Le clausole di prelazione inserite negli statuti sociali delle società di capitali disciplinano ciò che avviene nel caso in cui il socio sia intenzionato a cedere – in tutto o in parte – la propria partecipazione sociale, prevedendo che costui la offra agli altri soci, di solito in misura proporzionale alle partecipazioni detenute, in modo che costoro possano essere preferiti ai terzi a parità di condizioni.

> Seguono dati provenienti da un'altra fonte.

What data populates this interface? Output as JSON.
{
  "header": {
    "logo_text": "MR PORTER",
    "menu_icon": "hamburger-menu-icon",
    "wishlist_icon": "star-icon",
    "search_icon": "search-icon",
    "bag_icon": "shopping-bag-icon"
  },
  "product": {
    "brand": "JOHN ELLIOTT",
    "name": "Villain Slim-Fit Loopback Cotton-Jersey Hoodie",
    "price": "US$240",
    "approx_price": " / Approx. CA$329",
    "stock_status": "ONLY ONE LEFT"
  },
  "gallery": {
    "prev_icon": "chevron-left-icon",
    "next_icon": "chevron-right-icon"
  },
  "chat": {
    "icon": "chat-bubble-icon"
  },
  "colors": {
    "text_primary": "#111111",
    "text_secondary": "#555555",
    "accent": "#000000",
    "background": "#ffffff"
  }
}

La finalità di siffatta tipologia di clausole è, tipicamente, quella di contemperare gli interessi dei soci e della società al mantenimento di un asset societario già acquisito, con quelli del socio uscente, in modo da assicurare una stabilizzazione della compagine sociale, tramite la possibilità per i soci non uscenti di mantenere una partecipazione proporzionale tramite l’esercizio della prelazione, senza tuttavia pregiudicare il diritto del socio cedente di realizzare il controvalore economico della sua partecipazione.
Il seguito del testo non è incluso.